Terceira Margem – Parte DCXCV - Circunavegação da Lagoa Mirim – Parte V


Baía Pelotas - Gente de Opinião
Baía Pelotas

Bagé, 29.01.2024

 

Baía Pelotas ‒ S. Vitória do Palmar (03.01.2015)

O Hélio e o Buzzo partiram, e eu permaneci fotografando a praia, de meu caiaque, aproveitando o ângulo de incidência dos raios solares. Aproei às 07h15, para a Ponta Pelotas, aonde cheguei 30 min depois.

Avistei os amigos canoístas logo à frente, mas parei para documentar a Ponta Pelotas e, em seguida, novamente. Era, sem dúvida, uma das regiões mais belas de toda a Lagoa Mirim que até então percor­rêramos; continuei fotografando a vegetação curio­samente moldada pelos ventos sem acostar até me aproximar da dupla.

Às 09h40, passamos por um casal de capororocas (Coscoroba coscoroba) e, às 09h50, aportamos na Foz do Arroyo de Pelotas (Foz ‒ 33°27’31,0” S / 53°35’29,5” O), sem dúvida o mais belo afluente da margem Oriental da Lagoa Mirim.

Além da mata nativa, consegui fotografar um filhotão de cabeça-seca (Mycteria americana).
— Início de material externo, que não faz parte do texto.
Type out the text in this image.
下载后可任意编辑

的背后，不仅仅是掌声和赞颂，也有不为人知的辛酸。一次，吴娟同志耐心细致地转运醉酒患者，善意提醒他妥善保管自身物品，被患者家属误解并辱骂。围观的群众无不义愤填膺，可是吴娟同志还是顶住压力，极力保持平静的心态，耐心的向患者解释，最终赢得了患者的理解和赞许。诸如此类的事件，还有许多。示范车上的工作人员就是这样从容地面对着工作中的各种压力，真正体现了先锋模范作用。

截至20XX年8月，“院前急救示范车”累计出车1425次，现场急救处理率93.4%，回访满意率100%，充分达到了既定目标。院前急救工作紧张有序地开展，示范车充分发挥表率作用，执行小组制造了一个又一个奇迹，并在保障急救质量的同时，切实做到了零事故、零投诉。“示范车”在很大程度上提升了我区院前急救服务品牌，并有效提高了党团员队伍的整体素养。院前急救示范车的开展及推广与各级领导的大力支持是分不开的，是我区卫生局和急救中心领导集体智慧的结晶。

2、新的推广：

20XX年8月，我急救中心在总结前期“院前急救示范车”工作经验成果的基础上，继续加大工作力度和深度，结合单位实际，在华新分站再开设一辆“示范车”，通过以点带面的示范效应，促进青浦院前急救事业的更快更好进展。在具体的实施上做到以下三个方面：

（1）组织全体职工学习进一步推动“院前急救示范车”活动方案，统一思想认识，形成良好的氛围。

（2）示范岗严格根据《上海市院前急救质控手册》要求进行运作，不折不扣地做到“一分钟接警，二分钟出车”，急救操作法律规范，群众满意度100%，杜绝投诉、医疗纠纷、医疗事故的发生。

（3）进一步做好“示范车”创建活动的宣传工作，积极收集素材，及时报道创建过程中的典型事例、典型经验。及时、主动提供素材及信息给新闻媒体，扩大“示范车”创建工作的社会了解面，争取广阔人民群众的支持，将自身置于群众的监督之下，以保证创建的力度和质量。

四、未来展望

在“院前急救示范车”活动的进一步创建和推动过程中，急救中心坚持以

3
Não consegui, naquela oportunidade, classificar a espécie e tive de recorrer aos usuários do Wikiaves para identificá-la.

Nas minhas pantaneiras andanças, eu tinha observado bandos de cabeças-secas, mas, como não era época da nidificação destas aves, não tinha avistado, na época, nenhum filhote.

Meus parceiros tinham partido, já há algum tempo, para encontrar os velejadores quando embarquei no “Argo II”. Como eles já estavam a meio caminho cos­teando a Baía, resolvi apontar minha proa diretamente para a Ponta San Luís, onde estacionara o veleiro Zilda III antes de adentrar na Boca do San Luís (33°31’29,9” S / 53°32’36,8” O).

Almoçamos e decidimos fazer apenas uma pequena incursão no Saco de San Miguel. Aproamos para o Sul, passando pela Ponta de Las Piedras e Ponta Montenegro e depois para NE pela Ponta do Paraguaio, às 13h40. Aportei na Ponta para descansar, e meus parceiros resolveram tocar direto para o porto de Santa Vitória do Palmar ante a possibilidade dos ventos aumentarem.

Embarquei no Cabo Horn e, depois de contornar a Ponta do Paraguaio, verifiquei que a rota seguida pelos companheiros apontava muito para o Sul. Aproximei-me deles e o Hélio me informou que o Antônio assim preferira. Decidi, então, aproar direto para o Porto de Santa Vitória do Palmar (SVP) onde o veleiro nos aguardava e, lá chegando, ajudei-os, balizando o trajeto, a aportar em segurança no canal dos pescadores que fica ao Sul do porto. Novamente eu tinha que checar algumas revisões encaminhadas pela revisora da Editora da PUCRS e precisava acessar a internet. Acompanhei o Comandante Reynaldo e o Professor Hélio, no táxi do Brizola, e fomos diretamente para uma sorveteria – assumo publicamente que tenho um vício ‒ sorvete. Depois de degustarmos generosas porções, reservei um quarto em um hotel e fomos fazer compras. Deixamos as compras no veleiro e voltei sozinho de táxi para o hotel. Foi uma jornada de 48 km.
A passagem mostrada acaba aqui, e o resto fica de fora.